An impaired inflammatory cytokine response to gram-negative LPS in human neonates is associated with the defective TLR-mediated signaling pathway.

Purpose: Human neonates are highly susceptible to a wide range of infections, which has been attributed to deficiencies in their innate and adaptive immunity. In contrast to the well-documented immaturity in neonatal adaptive immunity, deficiencies in their innate immunity are less defined. This study examined the inflammatory response of neonatal monocytes to bacterial lipopolysaccharide (LPS) and peptidoglycan (PGN) stimulation and discriminated the underlying Toll-like receptor (TLR)-mediated signal transduction pathways.

Methods: Cord blood from 30 healthy newborns of full-term elective cesarean sections and peripheral blood from 25 healthy adult volunteers were collected. Ex vivo production of inflammatory cytokines was assessed by cytometric bead array, and expression of CD14, TLR4, TLR2, phosphorylated NF-κB p65 and p38 on monocytes were detected by FACScan analysis.

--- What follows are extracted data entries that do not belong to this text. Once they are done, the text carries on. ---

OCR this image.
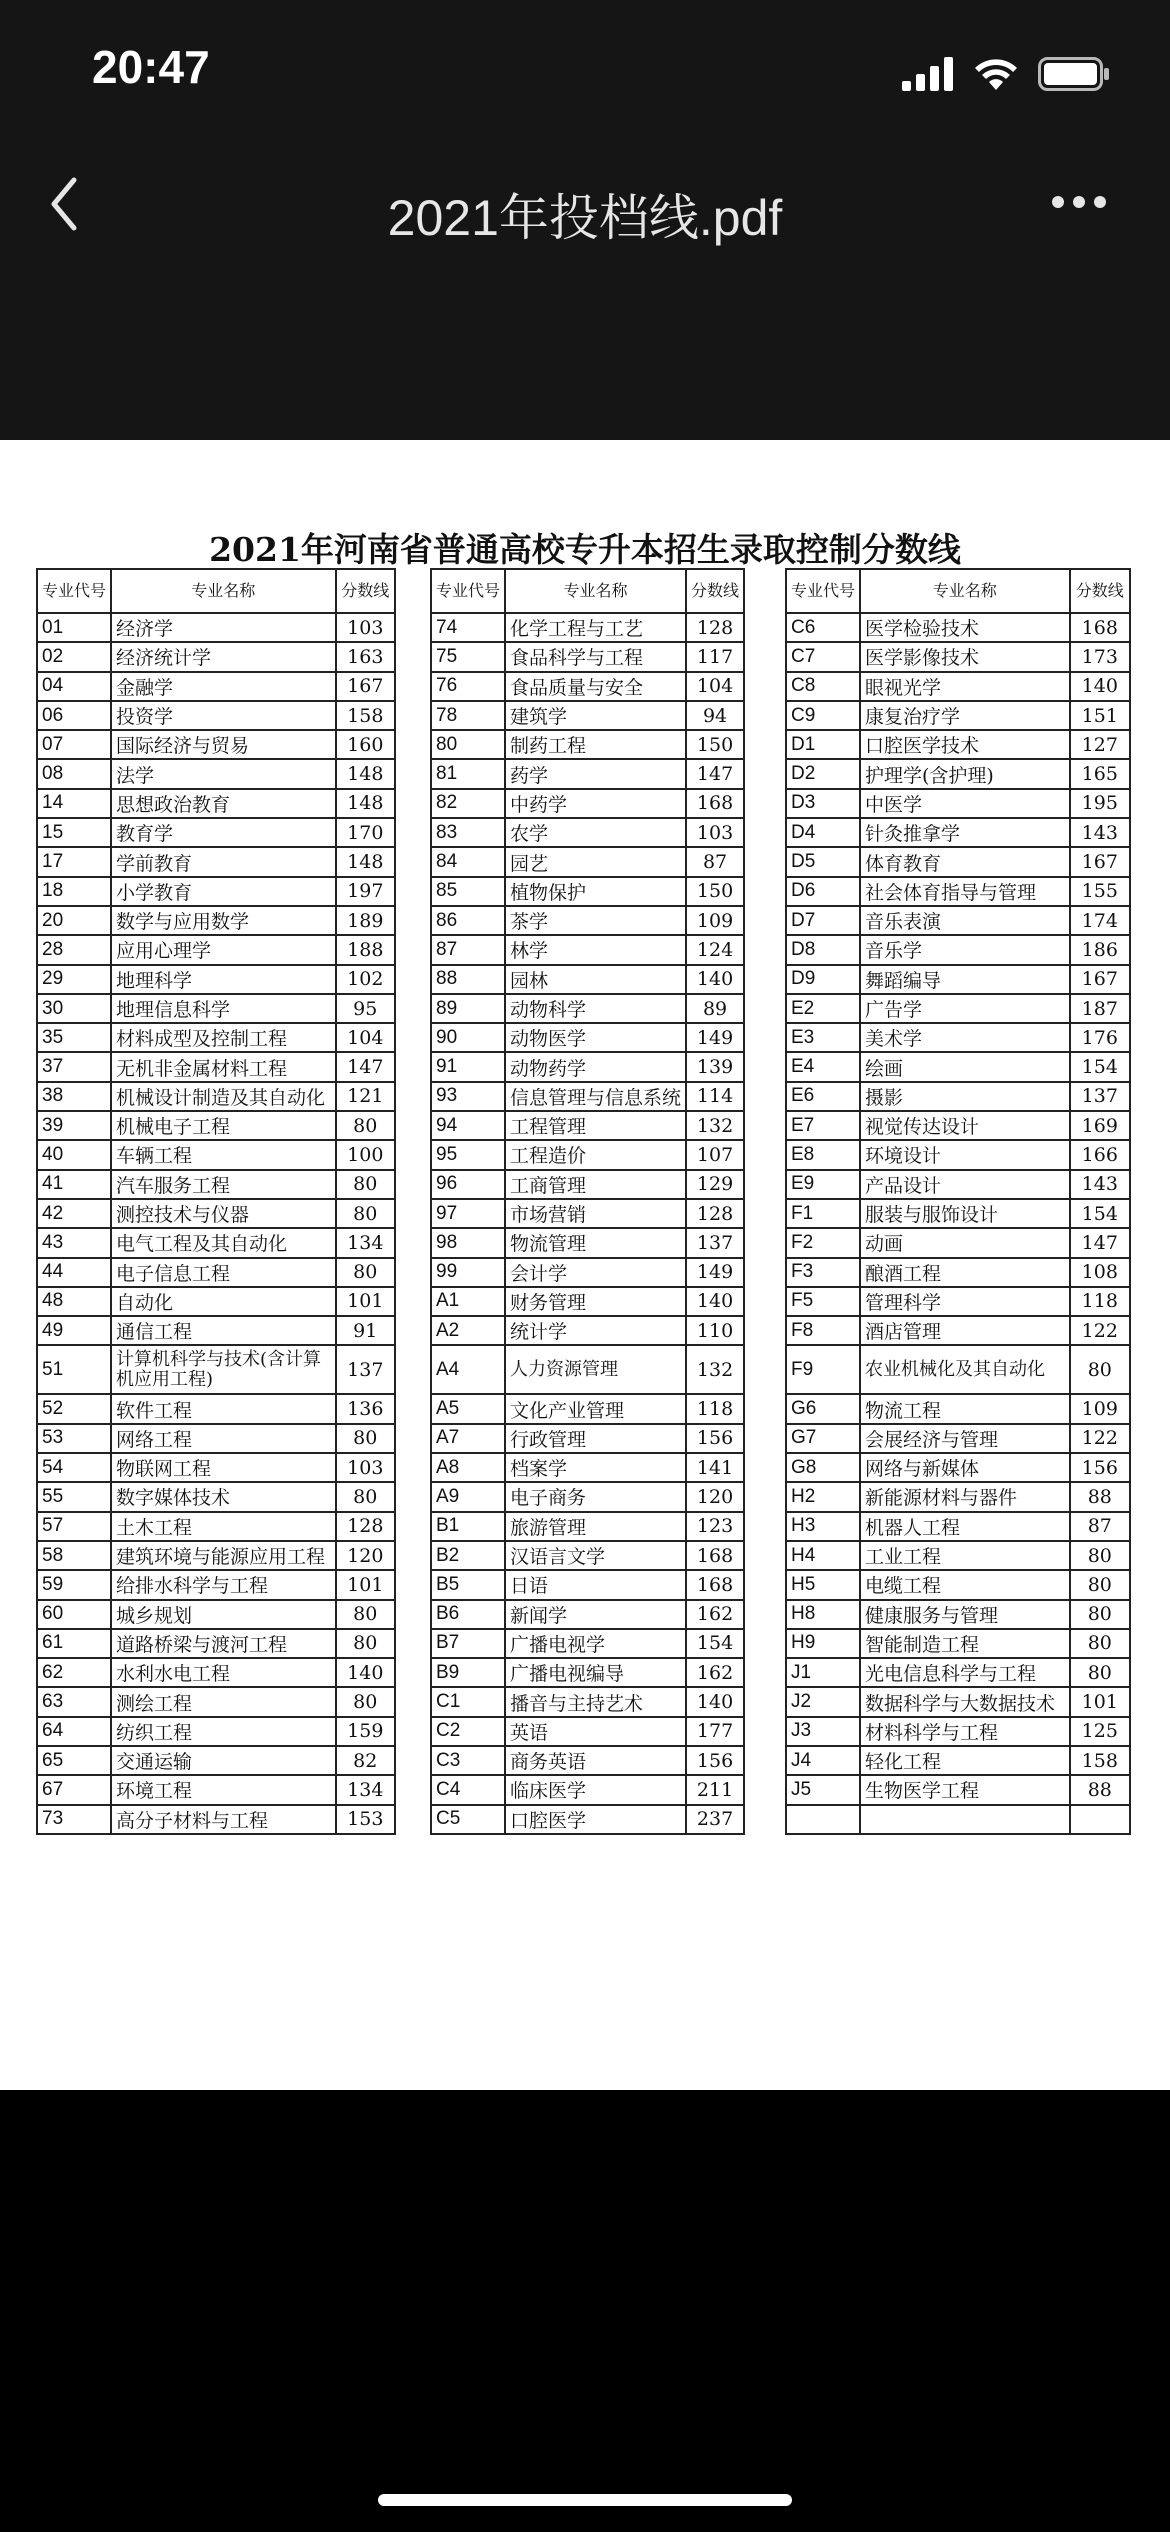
20:47
2021年投档线.pdf
2021年河南省普通高校专升本招生录取控制分数线
专业代号	专业名称	分数线
01	经济学	103
02	经济统计学	163
04	金融学	167
06	投资学	158
07	国际经济与贸易	160
08	法学	148
14	思想政治教育	148
15	教育学	170
17	学前教育	148
18	小学教育	197
20	数学与应用数学	189
28	应用心理学	188
29	地理科学	102
30	地理信息科学	95
35	材料成型及控制工程	104
37	无机非金属材料工程	147
38	机械设计制造及其自动化	121
39	机械电子工程	80
40	车辆工程	100
41	汽车服务工程	80
42	测控技术与仪器	80
43	电气工程及其自动化	134
44	电子信息工程	80
48	自动化	101
49	通信工程	91
51	计算机科学与技术(含计算机应用工程)	137
52	软件工程	136
53	网络工程	80
54	物联网工程	103
55	数字媒体技术	80
57	土木工程	128
58	建筑环境与能源应用工程	120
59	给排水科学与工程	101
60	城乡规划	80
61	道路桥梁与渡河工程	80
62	水利水电工程	140
63	测绘工程	80
64	纺织工程	159
65	交通运输	82
67	环境工程	134
73	高分子材料与工程	153
专业代号	专业名称	分数线
74	化学工程与工艺	128
75	食品科学与工程	117
76	食品质量与安全	104
78	建筑学	94
80	制药工程	150
81	药学	147
82	中药学	168
83	农学	103
84	园艺	87
85	植物保护	150
86	茶学	109
87	林学	124
88	园林	140
89	动物科学	89
90	动物医学	149
91	动物药学	139
93	信息管理与信息系统	114
94	工程管理	132
95	工程造价	107
96	工商管理	129
97	市场营销	128
98	物流管理	137
99	会计学	149
A1	财务管理	140
A2	统计学	110
A4	人力资源管理	132
A5	文化产业管理	118
A7	行政管理	156
A8	档案学	141
A9	电子商务	120
B1	旅游管理	123
B2	汉语言文学	168
B5	日语	168
B6	新闻学	162
B7	广播电视学	154
B9	广播电视编导	162
C1	播音与主持艺术	140
C2	英语	177
C3	商务英语	156
C4	临床医学	211
C5	口腔医学	237
专业代号	专业名称	分数线
C6	医学检验技术	168
C7	医学影像技术	173
C8	眼视光学	140
C9	康复治疗学	151
D1	口腔医学技术	127
D2	护理学(含护理)	165
D3	中医学	195
D4	针灸推拿学	143
D5	体育教育	167
D6	社会体育指导与管理	155
D7	音乐表演	174
D8	音乐学	186
D9	舞蹈编导	167
E2	广告学	187
E3	美术学	176
E4	绘画	154
E6	摄影	137
E7	视觉传达设计	169
E8	环境设计	166
E9	产品设计	143
F1	服装与服饰设计	154
F2	动画	147
F3	酿酒工程	108
F5	管理科学	118
F8	酒店管理	122
F9	农业机械化及其自动化	80
G6	物流工程	109
G7	会展经济与管理	122
G8	网络与新媒体	156
H2	新能源材料与器件	88
H3	机器人工程	87
H4	工业工程	80
H5	电缆工程	80
H8	健康服务与管理	80
H9	智能制造工程	80
J1	光电信息科学与工程	80
J2	数据科学与大数据技术	101
J3	材料科学与工程	125
J4	轻化工程	158
J5	生物医学工程	88
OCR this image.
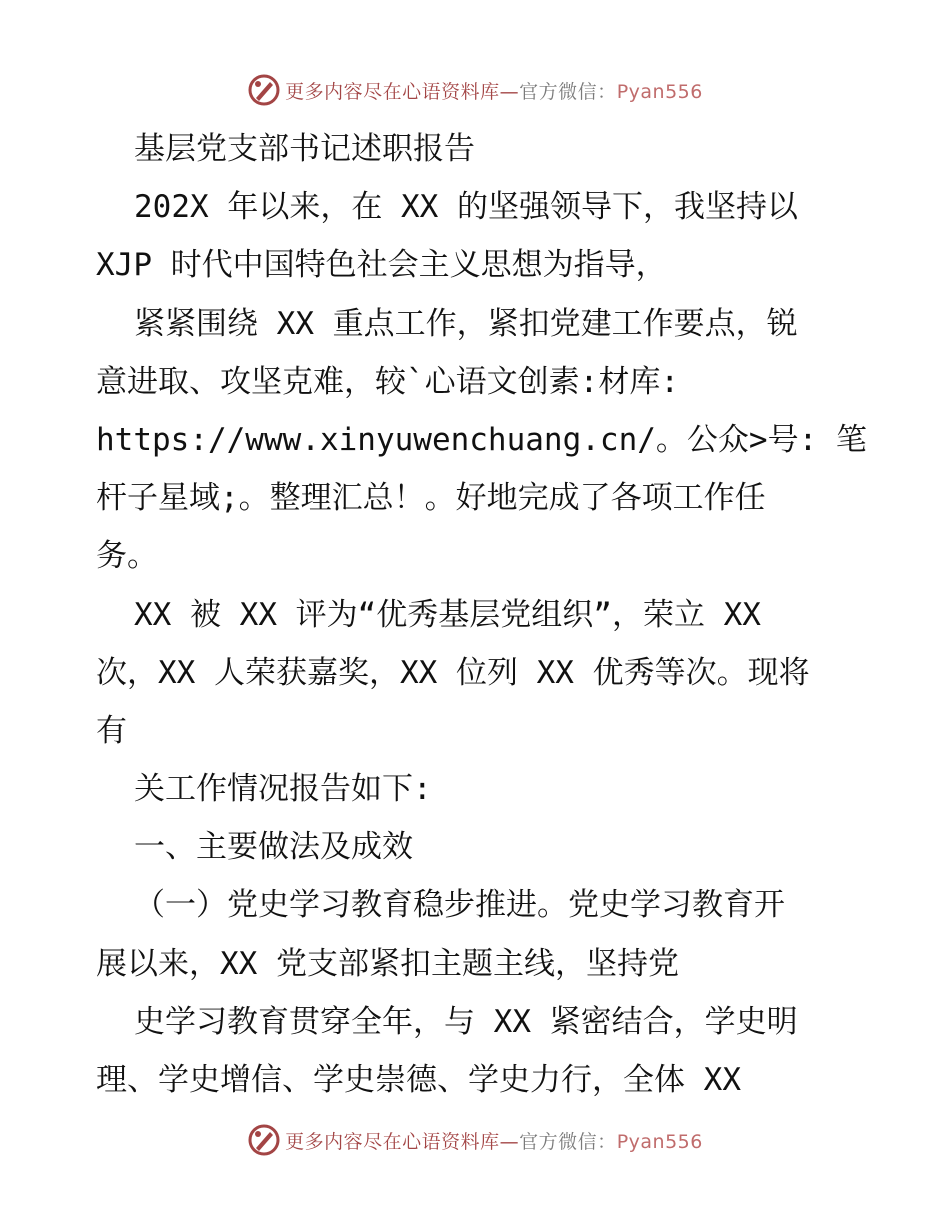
更多内容尽在心语资料库—官方微信：Pyan556
基层党支部书记述职报告
202X 年以来，在 XX 的坚强领导下，我坚持以
XJP 时代中国特色社会主义思想为指导，
紧紧围绕 XX 重点工作，紧扣党建工作要点，锐
意进取、攻坚克难，较`心语文创素:材库:
https://www.xinyuwenchuang.cn/。公众>号: 笔
杆子星域;。整理汇总！。好地完成了各项工作任
务。
XX 被 XX 评为“优秀基层党组织”，荣立 XX
次，XX 人荣获嘉奖，XX 位列 XX 优秀等次。现将
有
关工作情况报告如下:
一、主要做法及成效
（一）党史学习教育稳步推进。党史学习教育开
展以来，XX 党支部紧扣主题主线，坚持党
史学习教育贯穿全年，与 XX 紧密结合，学史明
理、学史增信、学史崇德、学史力行，全体 XX
更多内容尽在心语资料库—官方微信：Pyan556
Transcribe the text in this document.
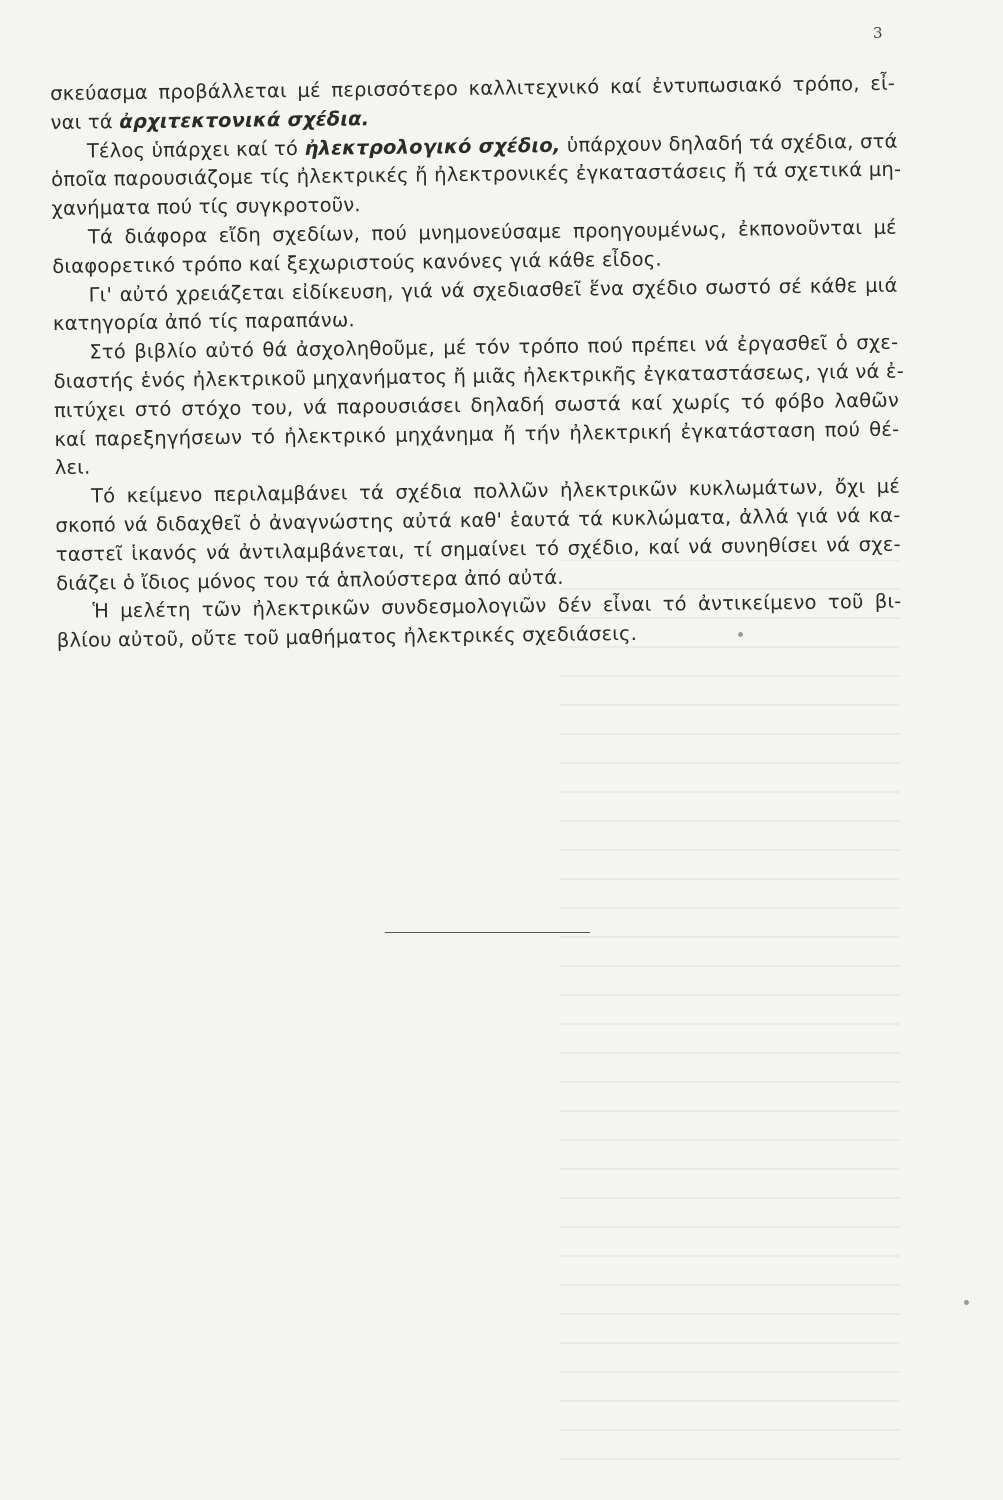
3
σκεύασμα προβάλλεται μέ περισσότερο καλλιτεχνικό καί ἐντυπωσιακό τρόπο, εἶ-
ναι τά ἀρχιτεκτονικά σχέδια.
Τέλος ὑπάρχει καί τό ἠλεκτρολογικό σχέδιο, ὑπάρχουν δηλαδή τά σχέδια, στά
ὁποῖα παρουσιάζομε τίς ἠλεκτρικές ἤ ἠλεκτρονικές ἐγκαταστάσεις ἤ τά σχετικά μη-
χανήματα πού τίς συγκροτοῦν.
Τά διάφορα εἴδη σχεδίων, πού μνημονεύσαμε προηγουμένως, ἐκπονοῦνται μέ
διαφορετικό τρόπο καί ξεχωριστούς κανόνες γιά κάθε εἶδος.
Γι' αὐτό χρειάζεται εἰδίκευση, γιά νά σχεδιασθεῖ ἕνα σχέδιο σωστό σέ κάθε μιά
κατηγορία ἀπό τίς παραπάνω.
Στό βιβλίο αὐτό θά ἀσχοληθοῦμε, μέ τόν τρόπο πού πρέπει νά ἐργασθεῖ ὁ σχε-
διαστής ἑνός ἠλεκτρικοῦ μηχανήματος ἤ μιᾶς ἠλεκτρικῆς ἐγκαταστάσεως, γιά νά ἐ-
πιτύχει στό στόχο του, νά παρουσιάσει δηλαδή σωστά καί χωρίς τό φόβο λαθῶν
καί παρεξηγήσεων τό ἠλεκτρικό μηχάνημα ἤ τήν ἠλεκτρική ἐγκατάσταση πού θέ-
λει.
Τό κείμενο περιλαμβάνει τά σχέδια πολλῶν ἠλεκτρικῶν κυκλωμάτων, ὄχι μέ
σκοπό νά διδαχθεῖ ὁ ἀναγνώστης αὐτά καθ' ἑαυτά τά κυκλώματα, ἀλλά γιά νά κα-
ταστεῖ ἱκανός νά ἀντιλαμβάνεται, τί σημαίνει τό σχέδιο, καί νά συνηθίσει νά σχε-
διάζει ὁ ἴδιος μόνος του τά ἁπλούστερα ἀπό αὐτά.
Ἡ μελέτη τῶν ἠλεκτρικῶν συνδεσμολογιῶν δέν εἶναι τό ἀντικείμενο τοῦ βι-
βλίου αὐτοῦ, οὔτε τοῦ μαθήματος ἠλεκτρικές σχεδιάσεις.
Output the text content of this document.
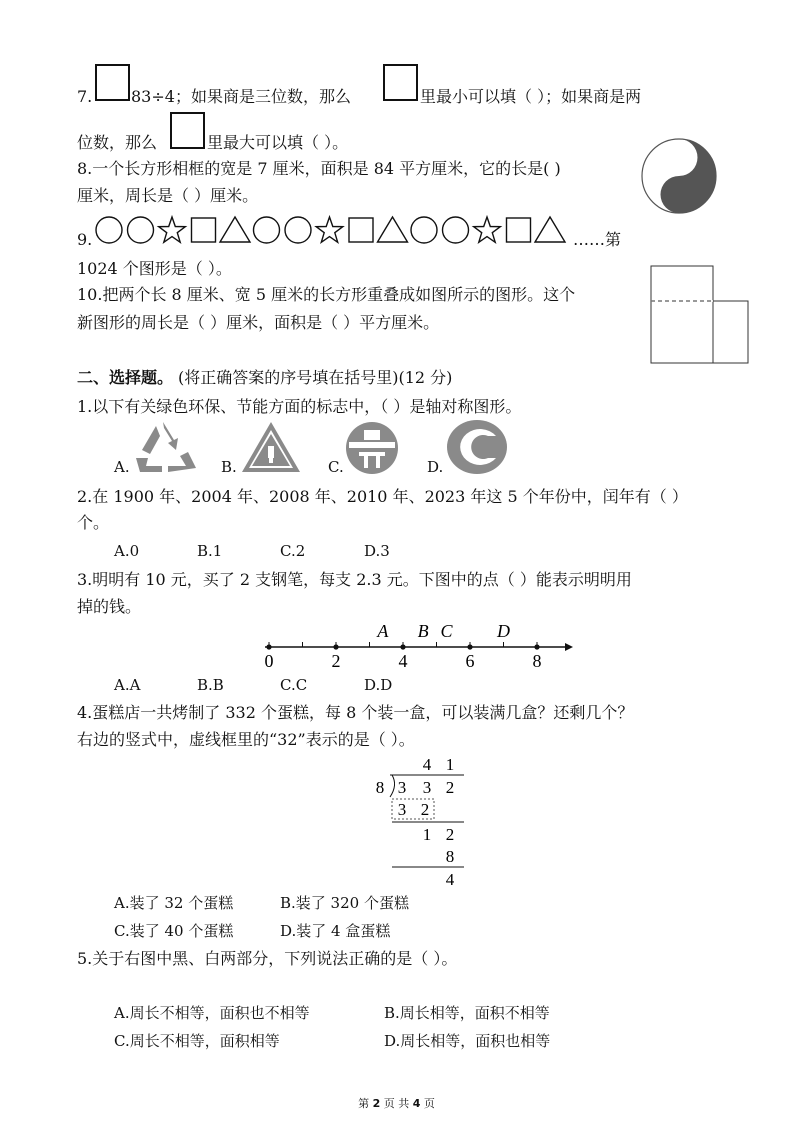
7. 83÷4；如果商是三位数，那么	里最小可以填（ ）；如果商是两
位数，那么	里最大可以填（ ）。
8.一个长方形相框的宽是 7 厘米，面积是 84 平方厘米，它的长是( )
厘米，周长是（ ）厘米。
9.	……第
1024 个图形是（ ）。
10.把两个长 8 厘米、宽 5 厘米的长方形重叠成如图所示的图形。这个
新图形的周长是（ ）厘米，面积是（ ）平方厘米。
二、选择题。 (将正确答案的序号填在括号里)(12 分)
1.以下有关绿色环保、节能方面的标志中，（ ）是轴对称图形。
A.	B.	C.	D.
2.在 1900 年、2004 年、2008 年、2010 年、2023 年这 5 个年份中，闰年有（ ）
个。
A.0	B.1	C.2	D.3
3.明明有 10 元，买了 2 支钢笔，每支 2.3 元。下图中的点（ ）能表示明明用
掉的钱。
0	2	4	6	8
A B C D
A.A	B.B	C.C	D.D
4.蛋糕店一共烤制了 332 个蛋糕，每 8 个装一盒，可以装满几盒？还剩几个？
右边的竖式中，虚线框里的“32”表示的是（ ）。
4 1
8 3 3 2
3 2
1 2
8
4
A.装了 32 个蛋糕	B.装了 320 个蛋糕
C.装了 40 个蛋糕	D.装了 4 盒蛋糕
5.关于右图中黑、白两部分，下列说法正确的是（ ）。
A.周长不相等，面积也不相等	B.周长相等，面积不相等
C.周长不相等，面积相等	D.周长相等，面积也相等
第 2 页 共 4 页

Results: Neonatal whole blood showed significantly decreased ex vivo TNF-α and IL-1β production in response to stimulation with the TLR4 agonist LPS, but not the TLR2 agonist PGN, when compared with adult whole blood. Consistent with the diminished inflammatory cytokine response to LPS stimulation, neonatal monocytes exhibited substantially impaired TLR-mediated signal transduction pathways characterized by down-regulated expression of CD14 and TLR4, and suppressed phosphorylation of NF-κB p65 at Ser536 and p38 following LPS stimulation. In addition, neonates had a significantly lower percentage of TLR4(+)/CD14(+) monocytes than adults.

Conclusions: These results indicate that in contrast to the adult, human neonates display deficiencies in innate immunity-associated inflammatory cytokine responses due to their defective TLR signaling pathways, which may render them more susceptible to microbial infection.